In 2020, Congress approved the Great American Outdoors Act, which provides a huge new pool of money to the NPS. Hopefully that will allow the federal government to make needed improvements at Fort Smith such as repairing audiovisual elements that no longer work and replacing the Trail of Tears overlook near where the Poteau and Arkansas rivers meet. The overlook and its interpretive signage washed away in the flood of 2019 and were never replaced.

Next door to the Fort Smith National Historic Site, the Museum of History continues to attract visitors. Previously known as the Old Commissary Museum and the Old Fort Museum, it has gone by its current name since 1999.

The museum's beginnings can be traced back to 1910 when a group of local women learned the city was planning to tear down the Old Commissary, which dated back to 1838. The building was leased from the city for a museum.
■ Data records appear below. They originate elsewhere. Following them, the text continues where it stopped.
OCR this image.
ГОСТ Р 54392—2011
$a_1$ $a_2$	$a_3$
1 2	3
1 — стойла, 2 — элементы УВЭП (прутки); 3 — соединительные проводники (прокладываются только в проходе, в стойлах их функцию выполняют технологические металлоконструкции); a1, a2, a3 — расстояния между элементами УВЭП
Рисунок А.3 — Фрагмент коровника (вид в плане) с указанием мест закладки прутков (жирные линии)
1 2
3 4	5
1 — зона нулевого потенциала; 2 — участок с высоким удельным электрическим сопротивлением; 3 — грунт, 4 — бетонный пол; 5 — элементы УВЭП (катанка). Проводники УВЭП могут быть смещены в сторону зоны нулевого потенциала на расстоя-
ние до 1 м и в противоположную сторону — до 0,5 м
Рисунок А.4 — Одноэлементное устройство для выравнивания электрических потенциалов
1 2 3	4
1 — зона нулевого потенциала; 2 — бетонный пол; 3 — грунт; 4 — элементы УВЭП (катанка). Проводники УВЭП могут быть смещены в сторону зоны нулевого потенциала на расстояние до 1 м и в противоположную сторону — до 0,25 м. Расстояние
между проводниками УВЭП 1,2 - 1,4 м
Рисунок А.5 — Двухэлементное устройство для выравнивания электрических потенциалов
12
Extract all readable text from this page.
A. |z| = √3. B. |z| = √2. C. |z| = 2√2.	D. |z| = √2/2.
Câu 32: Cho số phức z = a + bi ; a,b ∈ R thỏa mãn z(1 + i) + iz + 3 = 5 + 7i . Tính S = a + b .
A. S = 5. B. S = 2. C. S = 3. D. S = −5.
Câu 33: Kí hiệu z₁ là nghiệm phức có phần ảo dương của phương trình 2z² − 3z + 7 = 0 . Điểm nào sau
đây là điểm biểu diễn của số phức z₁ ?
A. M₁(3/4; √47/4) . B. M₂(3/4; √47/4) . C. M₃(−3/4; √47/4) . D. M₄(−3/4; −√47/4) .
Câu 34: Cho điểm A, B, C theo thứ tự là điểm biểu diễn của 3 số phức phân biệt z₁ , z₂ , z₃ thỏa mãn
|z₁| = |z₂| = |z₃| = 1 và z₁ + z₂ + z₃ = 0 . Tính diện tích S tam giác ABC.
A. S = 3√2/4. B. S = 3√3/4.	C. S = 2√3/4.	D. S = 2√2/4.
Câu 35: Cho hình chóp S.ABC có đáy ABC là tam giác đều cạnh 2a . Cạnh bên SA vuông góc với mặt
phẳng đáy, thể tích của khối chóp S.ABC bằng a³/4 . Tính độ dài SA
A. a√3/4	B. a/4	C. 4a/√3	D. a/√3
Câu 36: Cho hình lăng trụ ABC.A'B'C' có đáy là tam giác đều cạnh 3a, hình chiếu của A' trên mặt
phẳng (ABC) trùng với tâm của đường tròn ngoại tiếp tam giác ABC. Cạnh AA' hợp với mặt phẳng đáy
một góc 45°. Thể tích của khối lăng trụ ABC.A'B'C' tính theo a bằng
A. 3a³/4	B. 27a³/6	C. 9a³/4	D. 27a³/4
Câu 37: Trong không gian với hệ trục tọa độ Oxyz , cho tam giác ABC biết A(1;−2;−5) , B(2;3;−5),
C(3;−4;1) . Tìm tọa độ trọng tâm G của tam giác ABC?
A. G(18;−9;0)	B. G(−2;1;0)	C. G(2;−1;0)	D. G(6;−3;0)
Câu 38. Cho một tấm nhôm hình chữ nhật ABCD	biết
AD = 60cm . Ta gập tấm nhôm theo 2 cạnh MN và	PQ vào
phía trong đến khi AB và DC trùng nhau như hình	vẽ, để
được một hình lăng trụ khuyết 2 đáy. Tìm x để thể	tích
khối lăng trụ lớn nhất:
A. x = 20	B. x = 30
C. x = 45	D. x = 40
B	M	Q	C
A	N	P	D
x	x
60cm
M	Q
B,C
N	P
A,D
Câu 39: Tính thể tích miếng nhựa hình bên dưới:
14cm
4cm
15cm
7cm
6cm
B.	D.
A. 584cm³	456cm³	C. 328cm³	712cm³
When the NPS took over the site, the museum moved to a temporary location on Garrison Avenue. In 1979, the Atkinson-Williams Building was acquired for the museum. The building was listed on the National Register of Historic Places in December 1979.

In conjunction with the opening of the Marshals Museum, business and civic leaders must do two other things downtown: Focus on filling empty ground-level spaces along Garrison Avenue with additional restaurants and retailers, and address the problems caused by the large number of homeless people downtown. On my downtown walks, the homeless problem in downtown Fort Smith seemed even worse than that in downtown Little Rock.


Rex Nelson is a senior editor at the Arkansas Democrat-Gazette.